Yesterday the news showed crowds at the seaside and beauty spots - all ’taking the sun’ - walking, meeting, picnicking.  All 'desperate to get out’ as the cliche goes.  And all the warnings of scientists that  ‘it is too soon to go out and about’  fall unheard by many not wanting to be heard.

Will a second wave come?  Will something worse develop?

America burns with protest - people turn on callous government and dug-in deep racism.  And many are hurt as one has died.

'We don’t do death’ in this Western Modern Society.  Meaning we don’t

recognise Death don’t wish to meet it.  We think we can shoot stars and live for ever.


Bocaccio: The Wheel of Fortune, Fate and The Dance Macabre.

Just read Keats ’Nightingale’.

This morning the sky is white, the weather has changed, it is cooler, the air still.

Outside continuous background surf of traffic.  Work gradually beginning again.

There is a hiatus as, all around, people go back - yet wait and watch - tentative.

Some simply do not believe in this strange virus circling around us.  They feel untouched, free, and so go about raucous and impatient for the pubs to open again, for coffee bars and food.  They make for open space to live as always - wanting shops and spending and good times, because that is life and livelihoods.

Theatres are silent, cinemas look old.  Small outlets will remain shut up.

Underneath and all around uncertainty is there.

You haven’t died yet but the tax bill will land one day or the next.


I can’t really remember what I did yesterday, save that I got through it in a mundane way.  Gentle exercise, lunch, nap, walk, shop for cat food - came

home to water garden, cook supper, watch television.  I avoided all things creative.

A diary piece?  I can’t be doing this, the dreary ordinary thoughts of a not very interesting mind.  Not funny.

And I realise how I am daunted, incapable of an objective/subjective commentary on the happenings in the world.  The riots and protests in America.  The injustice.  The horror of a dangerous racist, bigot at the helm.  His idiotic stance - Bible in hand.
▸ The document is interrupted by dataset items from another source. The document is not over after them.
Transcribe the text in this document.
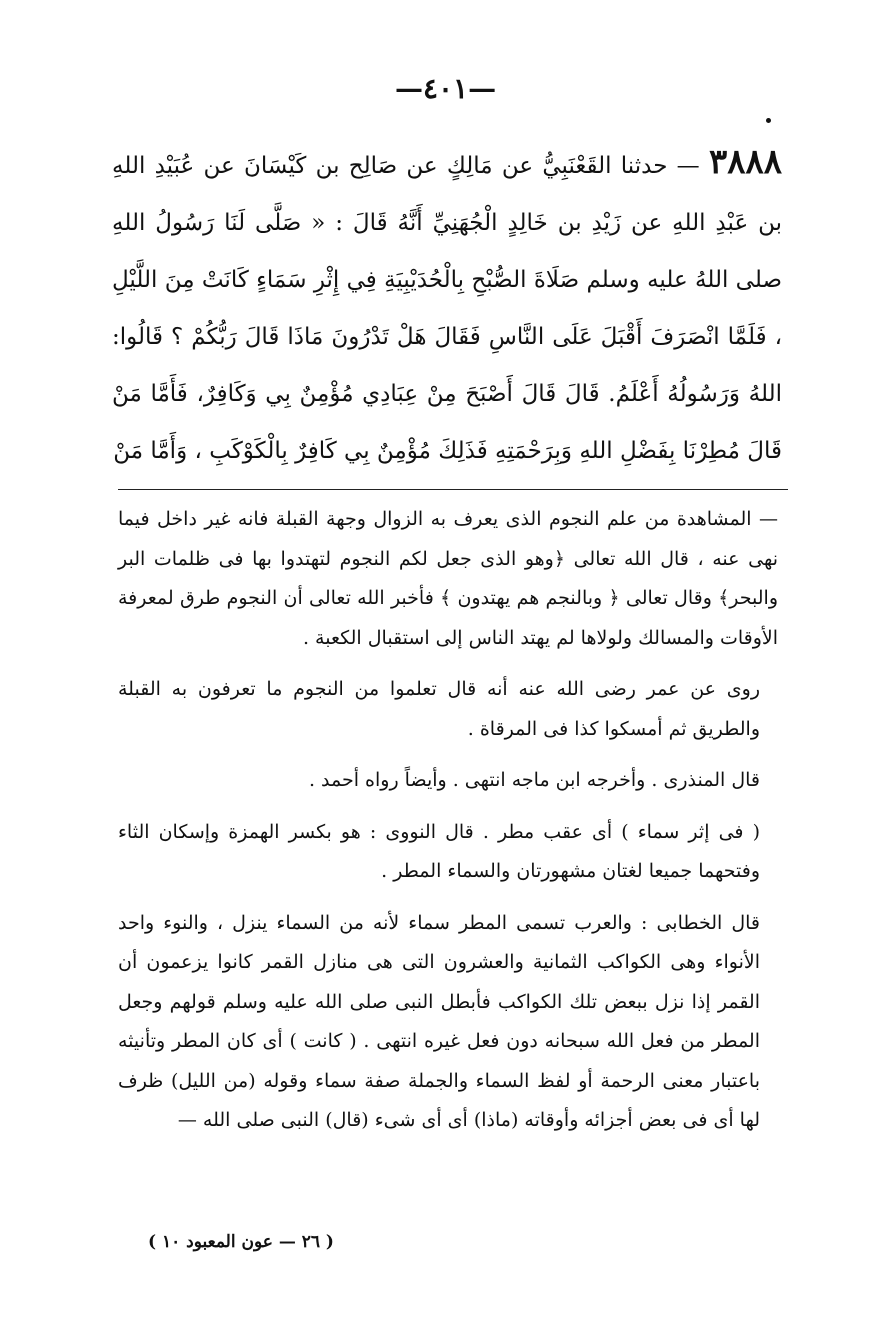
—٤٠١—
٣٨٨٨ — حدثنا القَعْنَبِيُّ عن مَالِكٍ عن صَالِح بن كَيْسَانَ عن عُبَيْدِ اللهِ بن عَبْدِ اللهِ عن زَيْدِ بن خَالِدٍ الْجُهَنِيِّ أَنَّهُ قَالَ : « صَلَّى لَنَا رَسُولُ اللهِ صلى اللهُ عليه وسلم صَلَاةَ الصُّبْحِ بِالْحُدَيْبِيَةِ فِي إِثْرِ سَمَاءٍ كَانَتْ مِنَ اللَّيْلِ ، فَلَمَّا انْصَرَفَ أَقْبَلَ عَلَى النَّاسِ فَقَالَ هَلْ تَدْرُونَ مَاذَا قَالَ رَبُّكُمْ ؟ قَالُوا: اللهُ وَرَسُولُهُ أَعْلَمُ. قَالَ قَالَ أَصْبَحَ مِنْ عِبَادِي مُؤْمِنٌ بِي وَكَافِرٌ، فَأَمَّا مَنْ قَالَ مُطِرْنَا بِفَضْلِ اللهِ وَبِرَحْمَتِهِ فَذَلِكَ مُؤْمِنٌ بِي كَافِرٌ بِالْكَوْكَبِ ، وَأَمَّا مَنْ

— المشاهدة من علم النجوم الذى يعرف به الزوال وجهة القبلة فانه غير داخل فيما نهى عنه ، قال الله تعالى ﴿وهو الذى جعل لكم النجوم لتهتدوا بها فى ظلمات البر والبحر﴾ وقال تعالى ﴿ وبالنجم هم يهتدون ﴾ فأخبر الله تعالى أن النجوم طرق لمعرفة الأوقات والمسالك ولولاها لم يهتد الناس إلى استقبال الكعبة .

روى عن عمر رضى الله عنه أنه قال تعلموا من النجوم ما تعرفون به القبلة والطريق ثم أمسكوا كذا فى المرقاة .

قال المنذرى . وأخرجه ابن ماجه انتهى . وأيضاً رواه أحمد .

( فى إثر سماء ) أى عقب مطر . قال النووى : هو بكسر الهمزة وإسكان الثاء وفتحهما جميعا لغتان مشهورتان والسماء المطر .

قال الخطابى : والعرب تسمى المطر سماء لأنه من السماء ينزل ، والنوء واحد الأنواء وهى الكواكب الثمانية والعشرون التى هى منازل القمر كانوا يزعمون أن القمر إذا نزل ببعض تلك الكواكب فأبطل النبى صلى الله عليه وسلم قولهم وجعل المطر من فعل الله سبحانه دون فعل غيره انتهى . ( كانت ) أى كان المطر وتأنيثه باعتبار معنى الرحمة أو لفظ السماء والجملة صفة سماء وقوله (من الليل) ظرف لها أى فى بعض أجزائه وأوقاته (ماذا) أى أى شىء (قال) النبى صلى الله —

( ٢٦ — عون المعبود ١٠ )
This horrific troubled man threatening with guns and soldiers the people - people denied, despised, held down .

How apt the image of a white policeman kneeling on a black mans neck.

How Long?

And I live in a garden- of such beauty - and outside a woman crouches in the bushes beside the Vets’ where I go for my cats’s medication, she is furtively shooting into her veins, hidden by the bins.  Thin body, busted shoes.

We live side by side and I ?  As trump would condone - 'I’m alright Jack!’

I go on just mithering and mooching and watering my garden, bored and sad.

Barren and culpable.


I turn and read John Clare, he knew lockdown.